BNI Laughs Last …

he recent interdiction of two police officers over the swapped cocaine exhibits is a clear exoneration of the Bureau of National Investigations (BNI) whose interim report on the subject pointed at the Ghana Police Service as the source of the anomaly.

Speaking to Daily Guide on the issue, a top security operative (name withheld) recalled how when the interim BNI report was made public, the Police Administration rubbished it in an attempt to evade official reprimand and even put out a GH¢50,000 reward for whoever helped in resolving the conundrum of the swapped cocaine.

Daily Guide has learnt that the BNI are still investigating the subject even after the release of the interim report which nailed the Police because they think there could be more things to discover. Another aspect of the interim report took issue with the contacts made with the suspect at the centre of the case while she was in custody.

It would be recalled that in the heat of the cocaine swap last year at a time when the then President John Evans Atta Mills was out of the country, the then Vice President John Mahama ordered the BNI to investigate the matter and submit a report within a fortnight.

The judiciary and the Police came under the public spotlight as Ghanaians suspected one of the two institutions of being responsible for the swap until the BNI report was released.

DSP Gifty Mawuenyegah Tehoda’s spilling of the beans pushed the Police to take the action it did recently when it interdicted the Second in Command at the CID Headquarters, Assistant Commissioner of Police (ACP) Vincent Dedzro and Deputy Superintendent of Police (DSP) Kofi Adzei Tuadzra, Head of the Narcotics Unit.

The security official asked rhetorically, “if the Police rubbished the BNI interim report at the time it did on what basis are they interdicting the two persons?”

DSP Tehoda pointed out that it was the police and not the judiciary which was responsible for the cocaine swap when she made good her threat of spilling the beans.

It was amazing the security official noted “that even after the report, the Police Administration did not deem it necessary to query anybody within its ranks especially those at the narcotics unit until Tehoda’s spilling of the beans.”
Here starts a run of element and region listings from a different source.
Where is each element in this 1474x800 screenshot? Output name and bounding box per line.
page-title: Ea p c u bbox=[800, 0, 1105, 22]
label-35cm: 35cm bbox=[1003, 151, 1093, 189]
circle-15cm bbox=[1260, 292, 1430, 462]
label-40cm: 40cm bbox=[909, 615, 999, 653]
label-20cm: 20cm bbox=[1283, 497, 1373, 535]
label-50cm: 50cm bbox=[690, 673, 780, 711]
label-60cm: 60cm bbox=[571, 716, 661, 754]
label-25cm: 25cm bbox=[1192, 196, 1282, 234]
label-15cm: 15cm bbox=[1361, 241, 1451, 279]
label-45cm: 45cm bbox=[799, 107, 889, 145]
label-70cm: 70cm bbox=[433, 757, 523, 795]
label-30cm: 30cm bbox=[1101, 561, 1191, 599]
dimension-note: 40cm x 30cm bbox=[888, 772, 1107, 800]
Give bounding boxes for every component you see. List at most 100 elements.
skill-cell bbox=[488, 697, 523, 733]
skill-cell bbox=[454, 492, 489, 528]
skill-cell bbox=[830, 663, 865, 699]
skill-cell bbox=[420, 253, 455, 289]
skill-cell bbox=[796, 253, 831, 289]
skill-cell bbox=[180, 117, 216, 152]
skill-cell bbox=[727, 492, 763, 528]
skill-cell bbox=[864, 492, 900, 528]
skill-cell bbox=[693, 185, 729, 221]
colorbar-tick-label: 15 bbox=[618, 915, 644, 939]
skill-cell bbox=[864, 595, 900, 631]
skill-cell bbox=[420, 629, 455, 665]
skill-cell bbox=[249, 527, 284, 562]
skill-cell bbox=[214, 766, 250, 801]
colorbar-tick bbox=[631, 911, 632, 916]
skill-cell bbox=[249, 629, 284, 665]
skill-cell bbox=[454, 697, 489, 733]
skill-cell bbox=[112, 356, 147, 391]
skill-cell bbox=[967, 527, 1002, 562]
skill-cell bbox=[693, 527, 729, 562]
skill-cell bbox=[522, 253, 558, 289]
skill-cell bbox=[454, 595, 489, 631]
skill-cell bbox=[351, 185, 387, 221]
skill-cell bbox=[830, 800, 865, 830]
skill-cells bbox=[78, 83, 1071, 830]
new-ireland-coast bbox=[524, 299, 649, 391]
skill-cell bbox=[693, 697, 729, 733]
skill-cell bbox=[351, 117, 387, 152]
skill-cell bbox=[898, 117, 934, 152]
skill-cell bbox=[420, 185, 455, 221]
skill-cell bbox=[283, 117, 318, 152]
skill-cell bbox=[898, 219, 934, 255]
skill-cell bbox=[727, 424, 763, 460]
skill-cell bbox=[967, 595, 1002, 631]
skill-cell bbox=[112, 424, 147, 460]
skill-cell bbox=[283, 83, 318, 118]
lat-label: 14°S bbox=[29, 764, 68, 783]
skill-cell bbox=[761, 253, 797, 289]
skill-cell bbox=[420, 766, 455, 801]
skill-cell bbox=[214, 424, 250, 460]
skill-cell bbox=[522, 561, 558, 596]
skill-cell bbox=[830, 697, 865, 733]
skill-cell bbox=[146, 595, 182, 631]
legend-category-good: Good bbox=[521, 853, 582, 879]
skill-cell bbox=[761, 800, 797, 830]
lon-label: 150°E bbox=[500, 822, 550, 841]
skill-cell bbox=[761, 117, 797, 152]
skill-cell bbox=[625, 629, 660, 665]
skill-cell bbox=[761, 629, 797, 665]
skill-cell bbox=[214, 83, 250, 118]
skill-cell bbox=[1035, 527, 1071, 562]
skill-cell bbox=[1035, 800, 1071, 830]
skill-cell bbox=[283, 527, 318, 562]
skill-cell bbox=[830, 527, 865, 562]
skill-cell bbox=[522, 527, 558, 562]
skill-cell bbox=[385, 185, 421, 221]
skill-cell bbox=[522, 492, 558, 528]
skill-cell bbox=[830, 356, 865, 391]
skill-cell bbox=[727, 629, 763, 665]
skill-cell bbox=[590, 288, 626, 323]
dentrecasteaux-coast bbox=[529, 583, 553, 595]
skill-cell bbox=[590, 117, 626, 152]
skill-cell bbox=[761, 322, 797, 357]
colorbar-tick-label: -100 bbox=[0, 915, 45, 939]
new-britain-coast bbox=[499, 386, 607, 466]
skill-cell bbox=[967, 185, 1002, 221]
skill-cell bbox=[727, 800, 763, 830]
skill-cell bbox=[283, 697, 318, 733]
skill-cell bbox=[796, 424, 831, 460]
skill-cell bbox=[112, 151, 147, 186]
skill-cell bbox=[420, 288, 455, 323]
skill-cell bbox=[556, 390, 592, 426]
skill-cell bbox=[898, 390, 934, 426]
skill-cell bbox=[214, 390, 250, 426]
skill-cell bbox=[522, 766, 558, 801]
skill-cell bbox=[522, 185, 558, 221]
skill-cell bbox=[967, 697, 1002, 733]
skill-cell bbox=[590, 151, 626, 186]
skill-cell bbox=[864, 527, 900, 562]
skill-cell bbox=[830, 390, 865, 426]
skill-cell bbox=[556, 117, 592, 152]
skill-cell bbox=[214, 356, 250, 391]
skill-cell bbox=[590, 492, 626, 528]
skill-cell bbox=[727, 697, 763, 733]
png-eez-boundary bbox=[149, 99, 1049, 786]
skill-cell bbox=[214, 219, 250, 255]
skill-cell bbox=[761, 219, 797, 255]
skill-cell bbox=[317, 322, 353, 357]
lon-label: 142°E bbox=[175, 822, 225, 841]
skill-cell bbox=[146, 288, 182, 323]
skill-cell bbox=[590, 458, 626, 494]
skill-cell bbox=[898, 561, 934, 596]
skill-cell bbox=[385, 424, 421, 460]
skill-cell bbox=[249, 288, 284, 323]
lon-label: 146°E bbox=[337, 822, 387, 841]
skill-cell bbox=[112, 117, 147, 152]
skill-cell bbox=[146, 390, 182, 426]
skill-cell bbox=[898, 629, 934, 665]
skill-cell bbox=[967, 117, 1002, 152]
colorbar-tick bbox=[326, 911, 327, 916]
With the recent development there is no doubt that the police have turned their sights inward given their rather difficult position of accepting that they and not the judiciary are the source of the cocaine swap.

The latest development which triggered the interdiction of the two police officers emanated from a petition sent to the President by DSP Gifty Mawuenyegah Tehoda against her dismissal from the Police Service. She pointed at ACP Dedzo, Deputy Director-General of the Criminal Investigations Department (CID) as being the principal character behind the swapping of the cocaine with sodium bicarbonate (baking soda).

In the six-page petition DSP Tehoda told the President that her dismissal was “as a grand scheme by the CID to use me as a pawn to cover up obvious wrongdoings within the set-up.”